Finalmente, en el estamento más bajo están los indios, aunque muy pocas veces se habla de ellos en la novela. Aparecen furtivamente al inicio de la novela cuando el narrador describe la belleza de la ciudad endomingada:
“La ciudad, en esas mañanas de domingo, parece una desposada. En las puertas, abiertas de par en par, como si en ese día no se temiesen enemigos, esperan a los dueños los criados, vestidos de limpio. Las familias, que apenas se han visto en la semana, se reúnen a la salida de la iglesia para ir a saludar a la madre ciega, a la hermana enferma, al padre achacoso. Los viejos ese día se remozan. Los veteranos andan con la cabeza más erguida, muy luciente el chaleco blanco, muy bruñido el puño del bastón. Los empleados parecen magistrados. A los artesanos, con su mejor chaqueta de terciopelo, sus pantalones de dril muy planchado y su sombrerín de castor fino, da gozo verlos. Los indios, en verdad, descalzos y mugrientos, en medio de tanta limpieza y luz, parecen llagas. Pero la procesión lujosa de madres fragantes y niñas galanas continúa, sembrando sonrisas por las aceras de la calle animada; y los pobres indios, que la cruzan a veces, parecen gusanos prendidos a trechos en una guirnalda”.
En ese panorama de luz, los indios parecen sombras, seres marginados, insectos feos y sucios que pisan tierra ajena: la escoria de la sociedad en que nadie se fija. Además, tienen que enfrentarse a continuos despojos de sus tierras por gente que tiene influencia en el gobierno y por ello los defiende Juan Jerez. Los únicos que aparentan vivir mejor son los indios que viven al lado de la propiedad rural en la que se reúnen al final de la novela los principales protagonistas, a ejemplo de Petrona Revolorio.
Narración, escritura y estilo de José Martí
Amistad funesta destaca en primer lugar por el gran dominio de la estructura narrativa que demuestra José Martí. Amén de lo ya dicho acerca de los puntos de vista narrativos, esta reposa, en primer lugar, en los conocimientos y la percepción clara que tiene él de la relación entre autor y lector. Pese a la sencillez y a la universalidad del argumento, el amor, logra tejer el autor una trama elaborada y sutil que se refleja en la estructuración misma de la obra, de cada parte de ella y en el vínculo entre cada una de ellas.

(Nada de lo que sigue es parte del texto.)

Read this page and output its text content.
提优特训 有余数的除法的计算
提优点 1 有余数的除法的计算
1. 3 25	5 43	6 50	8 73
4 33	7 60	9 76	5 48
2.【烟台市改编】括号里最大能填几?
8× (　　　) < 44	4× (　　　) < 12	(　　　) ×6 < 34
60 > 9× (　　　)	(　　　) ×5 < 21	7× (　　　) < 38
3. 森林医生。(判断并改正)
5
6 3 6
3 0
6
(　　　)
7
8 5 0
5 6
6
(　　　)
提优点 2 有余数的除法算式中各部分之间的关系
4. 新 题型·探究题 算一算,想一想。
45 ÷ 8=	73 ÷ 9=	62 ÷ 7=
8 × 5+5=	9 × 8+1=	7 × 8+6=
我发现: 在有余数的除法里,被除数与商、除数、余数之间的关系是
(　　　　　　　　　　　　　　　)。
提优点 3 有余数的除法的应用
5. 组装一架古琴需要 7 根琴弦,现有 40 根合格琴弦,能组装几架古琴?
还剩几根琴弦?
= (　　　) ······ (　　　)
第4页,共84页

En la primera parte, no aparece el elemento perturbador, Leonor/Sol del Valle y solo se menciona su nombre al final de dicho capítulo y, además, de forma indirecta y exterior, es decir, sin ser todavía un personaje de la novela. Esta alusión sirve de puente para introducir la segunda parte en que se habla de la familia del Valle, pero no específicamente de ella y una vez más, ella está presente tan solo al final del capítulo cuando empieza a cobrar vida el personaje de Leonor del Valle, momento simbólico en su vida en que tiene que dejar la casa familiar por el colegio como interna bajo la protección y amparo exclusivo y benévolo de la directora, promesa de un brillante futuro. Hasta ese momento, descrito desde una perspectiva externa, de ninguna manera puede imaginarse el lector la tragedia venidera tan solo anunciada al principio del tercer capítulo, momento de triunfo de Sol del Valle. Y solo a partir de ese momento, se convierte en auténtico personaje Leonor del Valle que comparte vida con los demás personajes hasta encontrar la muerte. Pero hasta el último momento, mantiene el autor el suspense.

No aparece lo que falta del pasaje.